Nerlens Noel, F/C, Kentucky and Brandon Jennings, G, Milwaukee Bucks

Nerlens Noel and Anthony Davis are two guys that can impact a game without ever having a play called for them on the offensive end, which is great for Brandon Jennings because he likes calling plays for himself. Noel took just under seven shots per game in his freshman year, scoring mostly off of lobs and offensive putbacks. Jennings, meanwhile, is a very good spot-up shooter who can create for himself, but struggles with finishing around the rim. Enter Anthony Davis and Nerlens Noel, two of the most gifted offensive rebounders to enter the draft in the last five years. Much like Derrick Rose did in Chicago, Jennings can break down the defense and get to the rim at will. If he makes the shot, great. If not, Davis and Noel will clean it up like Boozer and Noah do in Chi-town. Also, Noel is a terrific passer for a big man, which would allow the Pelicans to run the offense through him at times, and that would mean that Jennings could play off the ball.

Defensively, a combination of Noel and Davis locking down the paint and flying out to shooters on the perimeter would allow Jennings to be ultra aggressive when he pressures the ball. Jennings is a guy that likes to pick up his man at half court and his quick hands result in a lot of steals. Davis and Noel also would give the Pelicans the ability to trap almost every pick and roll, as one big would trap with the guard and the other could lock down the paint. Once they put on weight and adapt to the NBA game, a Noel and Davis frontcourt would be terrifying on defense, and Jennings would benefit from the tipped passes and smaller passing lanes that those two would create. Throw in another athletic wing who could stretch the defense like Chase Budinger, and you would have the makings of one of the longest, quickest, and most fun to watch teams in the NBA.

Shabazz Muhammad, G/F, UCLA and Nikola Pekovic, C, Minnesota Timberwolves

As I wrote in my Shabazz profile a few weeks ago, Muhammad loves to come off of screens in the halfcourt. What better player to set those screens that Juggernaut himself, Nikola Pekovic? Imagine an offense that has Gordon up top with Davis in the pick and roll, Vasquez spotting up, and Shabazz coming off a screen on the weakside set by Pekovic. Then, even if somebody happens to miss, you have three elite offensive rebounders in Davis, Pekovic, and Muhammad to crash the boards. Not to mention that Pekovic was fantastic in the pick and roll this year as well, where he averaged 1.23 ppp as the roll man and shot over 62% in those situations. And when Davis comes out and Anderson comes in, the unit gets even more spacing, which allows Muhammad and Pekovic to post-up and score if they are not double teamed or kick it out to shooters if teams clamp down.

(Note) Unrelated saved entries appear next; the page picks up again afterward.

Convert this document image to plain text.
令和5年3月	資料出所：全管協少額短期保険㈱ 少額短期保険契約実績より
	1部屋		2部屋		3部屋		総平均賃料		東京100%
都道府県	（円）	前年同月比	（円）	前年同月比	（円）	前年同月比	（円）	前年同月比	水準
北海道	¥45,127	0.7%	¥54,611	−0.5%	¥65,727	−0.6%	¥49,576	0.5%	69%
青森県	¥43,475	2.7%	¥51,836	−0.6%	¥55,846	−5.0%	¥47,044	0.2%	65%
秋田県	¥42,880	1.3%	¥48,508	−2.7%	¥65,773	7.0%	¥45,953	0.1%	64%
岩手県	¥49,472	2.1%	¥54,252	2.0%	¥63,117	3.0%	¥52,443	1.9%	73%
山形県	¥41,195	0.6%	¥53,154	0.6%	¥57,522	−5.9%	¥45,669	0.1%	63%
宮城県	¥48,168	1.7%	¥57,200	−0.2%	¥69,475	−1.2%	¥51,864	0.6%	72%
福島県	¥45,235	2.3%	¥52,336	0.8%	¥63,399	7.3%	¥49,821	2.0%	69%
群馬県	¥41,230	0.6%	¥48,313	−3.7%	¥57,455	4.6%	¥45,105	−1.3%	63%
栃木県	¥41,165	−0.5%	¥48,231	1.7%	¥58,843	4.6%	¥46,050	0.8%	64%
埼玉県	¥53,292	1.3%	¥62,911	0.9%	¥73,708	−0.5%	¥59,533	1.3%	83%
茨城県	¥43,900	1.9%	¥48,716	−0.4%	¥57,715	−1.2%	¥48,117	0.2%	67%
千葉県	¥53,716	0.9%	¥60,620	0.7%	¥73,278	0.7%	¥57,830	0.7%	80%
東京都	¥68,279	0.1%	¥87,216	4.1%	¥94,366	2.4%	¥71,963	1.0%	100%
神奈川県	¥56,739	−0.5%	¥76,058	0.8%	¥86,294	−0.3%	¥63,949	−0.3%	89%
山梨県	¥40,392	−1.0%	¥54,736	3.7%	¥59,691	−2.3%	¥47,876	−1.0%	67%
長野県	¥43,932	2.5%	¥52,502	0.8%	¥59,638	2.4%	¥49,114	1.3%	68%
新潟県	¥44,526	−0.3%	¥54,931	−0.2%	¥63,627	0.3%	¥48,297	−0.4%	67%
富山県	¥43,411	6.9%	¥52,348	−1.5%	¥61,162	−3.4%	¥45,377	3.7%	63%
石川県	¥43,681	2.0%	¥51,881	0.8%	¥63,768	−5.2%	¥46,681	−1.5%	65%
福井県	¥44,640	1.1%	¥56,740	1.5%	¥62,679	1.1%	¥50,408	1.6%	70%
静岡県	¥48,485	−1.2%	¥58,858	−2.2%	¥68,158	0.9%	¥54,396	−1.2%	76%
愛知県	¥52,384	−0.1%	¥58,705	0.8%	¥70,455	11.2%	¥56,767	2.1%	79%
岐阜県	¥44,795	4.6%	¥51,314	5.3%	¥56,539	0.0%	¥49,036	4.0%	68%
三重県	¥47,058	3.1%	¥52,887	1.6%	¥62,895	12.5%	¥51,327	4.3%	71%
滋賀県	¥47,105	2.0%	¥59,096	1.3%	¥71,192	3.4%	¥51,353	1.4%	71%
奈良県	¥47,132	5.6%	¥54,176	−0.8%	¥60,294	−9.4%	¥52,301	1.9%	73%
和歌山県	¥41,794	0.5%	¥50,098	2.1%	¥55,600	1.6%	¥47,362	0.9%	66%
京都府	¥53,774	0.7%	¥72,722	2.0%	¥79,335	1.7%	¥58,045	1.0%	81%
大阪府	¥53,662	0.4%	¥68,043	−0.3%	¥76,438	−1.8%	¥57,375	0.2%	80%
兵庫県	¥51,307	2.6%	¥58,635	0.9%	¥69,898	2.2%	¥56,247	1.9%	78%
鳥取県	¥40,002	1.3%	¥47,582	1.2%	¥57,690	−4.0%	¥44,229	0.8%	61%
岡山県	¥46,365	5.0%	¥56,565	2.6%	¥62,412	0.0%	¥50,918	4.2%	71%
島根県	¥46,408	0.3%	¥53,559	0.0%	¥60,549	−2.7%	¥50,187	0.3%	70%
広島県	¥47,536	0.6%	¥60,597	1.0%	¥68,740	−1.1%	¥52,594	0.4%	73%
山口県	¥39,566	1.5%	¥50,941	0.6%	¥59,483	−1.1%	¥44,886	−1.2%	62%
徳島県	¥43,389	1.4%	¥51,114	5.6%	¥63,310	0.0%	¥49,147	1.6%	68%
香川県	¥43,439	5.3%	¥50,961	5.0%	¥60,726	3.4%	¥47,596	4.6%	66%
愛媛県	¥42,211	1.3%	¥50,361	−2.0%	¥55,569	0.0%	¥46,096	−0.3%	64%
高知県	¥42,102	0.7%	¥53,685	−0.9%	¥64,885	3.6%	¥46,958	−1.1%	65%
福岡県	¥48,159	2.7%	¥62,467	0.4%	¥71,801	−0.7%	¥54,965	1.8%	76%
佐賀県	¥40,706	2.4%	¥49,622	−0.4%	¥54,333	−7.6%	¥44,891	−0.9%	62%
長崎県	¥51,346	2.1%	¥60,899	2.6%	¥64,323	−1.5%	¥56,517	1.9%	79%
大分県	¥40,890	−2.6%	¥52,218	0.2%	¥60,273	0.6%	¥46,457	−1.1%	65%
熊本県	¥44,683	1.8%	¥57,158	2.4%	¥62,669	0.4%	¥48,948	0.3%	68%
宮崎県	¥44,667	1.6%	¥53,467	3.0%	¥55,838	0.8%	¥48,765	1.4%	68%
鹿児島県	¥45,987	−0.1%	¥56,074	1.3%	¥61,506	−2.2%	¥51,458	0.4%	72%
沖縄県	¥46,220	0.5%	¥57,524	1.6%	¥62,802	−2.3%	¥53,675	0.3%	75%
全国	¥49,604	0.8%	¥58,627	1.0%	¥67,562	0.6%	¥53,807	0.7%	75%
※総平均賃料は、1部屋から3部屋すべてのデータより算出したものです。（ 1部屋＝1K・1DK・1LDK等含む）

On the defensive end, a Muhammad-Davis-Pekovic frontcourt gives you everything that you need. Pekovic is a very good post defender, which allows Davis to roam and rack up steals and weakside blocks. Meanwhile, Muhammad is a very good on-ball defender and his inability to rebound or block shots is masked by Davis and Pekovic. Muhammad and Davis are both incredibly long and have the ability to get out to shooters on rotations, while Pekovic provides a brute in the paint that will discourage wings from attacking hard. If you can somehow add a point guard like Eric Bledoe, who can help Davis and Pekovic on the boards while also racking up blocks and steals, you would have a young foundation in place that could one day be labeled a dynasty.